The current benchmark rate for Canadian mortgages sits at 5.34%. For those who are unaware of what this means, this is the rate that you must qualify for, or in simpler terms, be able to afford the payments of the mortgage at.
The rule was put in place for a couple of reasons. The primary goal with the implementation of the stress test was to reduce overall consumer debt. However, it was put in place to also cool down the rapid acceleration of real estate markets in areas like Vancouver and Toronto.
Unlike CMHC fees, which are insurance payments you need to make if you put less than 20% down on a home, the stress-test applies to every single mortgage provided by federally-regulated lenders. This wasn’t always the case, but was put in place in early 2018.
Due to new mortgage rules that went into effect Jan. 1, 2018, all homebuyers getting either a high-ratio mortgage (those with a down payment of less than 20% on the purchase price on a home) or an uninsured mortgage (those with a down payment of at least 20%) are now subject to a mortgage stress test and have to qualify at a rate that’s higher than they actually pay. (Previously, only high-ratio mortgages were subject to this test).

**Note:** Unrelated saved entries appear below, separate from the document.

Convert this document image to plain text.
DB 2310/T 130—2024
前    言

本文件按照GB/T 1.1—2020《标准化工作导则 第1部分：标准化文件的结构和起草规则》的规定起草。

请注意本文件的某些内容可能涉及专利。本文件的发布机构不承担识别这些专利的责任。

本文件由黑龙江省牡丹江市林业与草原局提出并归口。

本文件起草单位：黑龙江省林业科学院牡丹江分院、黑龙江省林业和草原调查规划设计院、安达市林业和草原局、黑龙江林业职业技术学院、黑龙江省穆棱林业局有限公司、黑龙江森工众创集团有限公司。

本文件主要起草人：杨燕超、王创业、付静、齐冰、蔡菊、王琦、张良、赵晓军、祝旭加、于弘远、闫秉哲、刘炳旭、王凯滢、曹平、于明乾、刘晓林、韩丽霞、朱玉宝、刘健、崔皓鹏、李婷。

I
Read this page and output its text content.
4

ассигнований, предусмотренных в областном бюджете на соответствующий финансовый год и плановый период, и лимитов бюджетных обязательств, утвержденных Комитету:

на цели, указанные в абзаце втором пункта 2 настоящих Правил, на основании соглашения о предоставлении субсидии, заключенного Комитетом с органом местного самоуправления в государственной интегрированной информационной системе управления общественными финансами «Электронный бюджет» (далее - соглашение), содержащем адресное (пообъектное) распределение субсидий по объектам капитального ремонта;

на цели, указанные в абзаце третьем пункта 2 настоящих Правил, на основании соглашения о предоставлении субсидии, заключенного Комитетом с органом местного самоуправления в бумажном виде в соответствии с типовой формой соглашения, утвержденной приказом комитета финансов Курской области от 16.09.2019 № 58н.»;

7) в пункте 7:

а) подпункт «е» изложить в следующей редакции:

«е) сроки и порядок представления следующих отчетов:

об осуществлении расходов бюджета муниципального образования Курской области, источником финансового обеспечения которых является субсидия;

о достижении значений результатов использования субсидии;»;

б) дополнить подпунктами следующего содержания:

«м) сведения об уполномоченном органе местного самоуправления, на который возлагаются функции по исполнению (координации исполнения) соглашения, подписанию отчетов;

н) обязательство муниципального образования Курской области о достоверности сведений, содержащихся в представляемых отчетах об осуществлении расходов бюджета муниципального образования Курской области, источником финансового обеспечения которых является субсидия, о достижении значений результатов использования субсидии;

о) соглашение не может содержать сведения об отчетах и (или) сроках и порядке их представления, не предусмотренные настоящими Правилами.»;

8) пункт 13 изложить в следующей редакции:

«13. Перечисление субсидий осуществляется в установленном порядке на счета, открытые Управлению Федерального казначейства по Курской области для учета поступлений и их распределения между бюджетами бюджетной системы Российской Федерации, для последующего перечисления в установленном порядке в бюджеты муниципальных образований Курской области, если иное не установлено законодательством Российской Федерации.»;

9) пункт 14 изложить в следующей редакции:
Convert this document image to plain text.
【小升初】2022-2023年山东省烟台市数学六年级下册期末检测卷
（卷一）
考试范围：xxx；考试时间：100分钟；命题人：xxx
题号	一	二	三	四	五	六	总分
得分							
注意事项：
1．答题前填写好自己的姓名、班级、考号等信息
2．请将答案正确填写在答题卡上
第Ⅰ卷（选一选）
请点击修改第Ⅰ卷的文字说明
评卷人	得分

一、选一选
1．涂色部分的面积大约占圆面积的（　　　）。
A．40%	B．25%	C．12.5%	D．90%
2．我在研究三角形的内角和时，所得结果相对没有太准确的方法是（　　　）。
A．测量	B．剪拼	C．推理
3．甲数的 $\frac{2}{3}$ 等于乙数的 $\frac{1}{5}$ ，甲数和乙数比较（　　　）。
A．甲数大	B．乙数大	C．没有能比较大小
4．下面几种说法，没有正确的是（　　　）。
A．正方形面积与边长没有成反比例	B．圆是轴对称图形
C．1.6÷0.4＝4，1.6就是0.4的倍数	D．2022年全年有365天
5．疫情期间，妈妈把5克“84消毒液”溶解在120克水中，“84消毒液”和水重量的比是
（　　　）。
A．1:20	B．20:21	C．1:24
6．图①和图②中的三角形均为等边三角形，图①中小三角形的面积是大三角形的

Today’s best mortgage rate in Ontario is 2.89% (as of Apr. 2, 2019), and the Bank of Canada’s qualifying rate is currently 5.34%. The stress test is based on qualifying for the greater of either the Bank of Canada qualifying rate or plus two percentage points to the contracted rate.
What that means is that even if you get a mortgage rate of 2.89%, the new stress test requires that you qualify for a mortgage of 5.34% — even though you’ll still be paying the contracted 2.89%.